É duro ser colônia. Grandes blockbusters americanos chegam às nossas salas de forma simultânea (ou quase isso) aos cinemas da matriz. Enquanto isso, bons filmes da vizinha Argentina demoram anos para estrear por aqui. Quando estréiam. É o caso de Coração de Fogo, co-produção uruguaio/argentina de 2002, exibida no Festival de Gramado em 2003, e que só agora desembarca no circuito brasileiro. Trata-se de uma trama simples, direta como um trilho de trem… e irresistível. Sim, como é possível não se apaixonar por um grupo de simpáticos velhinhos que “roubam” uma locomotiva histórica para impedir que ela seja enviada para os EUA? E por que os americanos querem comprar uma locomotiva argentina? Ora, para que ela faça parte de um filme hollywoodiano produzido por um tal de Spilberg (assim, mesmo, sem a letra e). A analogia é direta e reta. Ingênua também, sem dúvida, mas muito bem-vinda. É a resistência do patrimônio histórico contra a cultura de massa. Dos velhinhos contra a civilização feroz. E com uma triste ironia: como “roubar” um trem, se os trilhos já indicam seus caminhos? É uma luta quixotesca e traiçoeira, mas repleta de valor. Sin perder la ternura, jamás.

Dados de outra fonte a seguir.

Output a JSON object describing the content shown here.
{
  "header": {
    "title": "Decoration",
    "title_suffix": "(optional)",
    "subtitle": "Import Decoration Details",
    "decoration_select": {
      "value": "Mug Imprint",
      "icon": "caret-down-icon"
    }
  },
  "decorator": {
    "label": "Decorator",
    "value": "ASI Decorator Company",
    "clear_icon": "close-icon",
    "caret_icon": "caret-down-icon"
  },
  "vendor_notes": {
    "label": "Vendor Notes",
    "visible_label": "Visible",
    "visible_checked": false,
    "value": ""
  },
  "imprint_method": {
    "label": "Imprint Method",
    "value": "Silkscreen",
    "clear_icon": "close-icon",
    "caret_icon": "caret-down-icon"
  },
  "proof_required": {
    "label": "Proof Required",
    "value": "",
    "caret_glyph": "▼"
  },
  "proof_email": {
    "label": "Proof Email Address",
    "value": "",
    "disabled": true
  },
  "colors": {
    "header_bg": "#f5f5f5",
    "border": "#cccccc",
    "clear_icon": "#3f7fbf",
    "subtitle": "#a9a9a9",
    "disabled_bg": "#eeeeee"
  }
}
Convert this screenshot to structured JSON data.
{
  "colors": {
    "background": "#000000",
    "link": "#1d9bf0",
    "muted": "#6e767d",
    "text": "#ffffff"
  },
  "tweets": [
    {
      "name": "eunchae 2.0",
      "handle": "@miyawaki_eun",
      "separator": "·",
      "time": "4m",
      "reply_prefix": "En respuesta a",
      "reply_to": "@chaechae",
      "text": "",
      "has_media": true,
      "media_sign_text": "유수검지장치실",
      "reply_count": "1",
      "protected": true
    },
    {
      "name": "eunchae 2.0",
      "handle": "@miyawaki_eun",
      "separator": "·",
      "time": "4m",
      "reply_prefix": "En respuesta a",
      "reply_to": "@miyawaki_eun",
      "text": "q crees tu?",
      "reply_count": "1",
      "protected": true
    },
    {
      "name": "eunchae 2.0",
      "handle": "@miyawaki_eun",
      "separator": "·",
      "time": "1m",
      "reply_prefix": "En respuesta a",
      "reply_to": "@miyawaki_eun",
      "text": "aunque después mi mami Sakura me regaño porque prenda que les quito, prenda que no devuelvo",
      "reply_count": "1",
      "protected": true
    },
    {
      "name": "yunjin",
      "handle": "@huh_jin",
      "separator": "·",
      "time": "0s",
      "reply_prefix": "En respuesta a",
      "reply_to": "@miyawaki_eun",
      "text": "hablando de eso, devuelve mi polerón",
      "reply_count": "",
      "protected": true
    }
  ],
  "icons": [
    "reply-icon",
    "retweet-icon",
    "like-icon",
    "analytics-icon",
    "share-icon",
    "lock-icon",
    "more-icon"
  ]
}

Coração de Fogo seria, digamos, um “railroad movie” divertido e alto astral. Com excelentes interpretações, ritmo ágil e direção segura. Um pequeno David uruguaio-argentino lutando contra Golias norte-americanos. Nada mais coerente que ele estréie hoje, anos depois de sua produção, num circuitinho de nada, sem alarde nem divulgação. “Spilberg” sempre vence.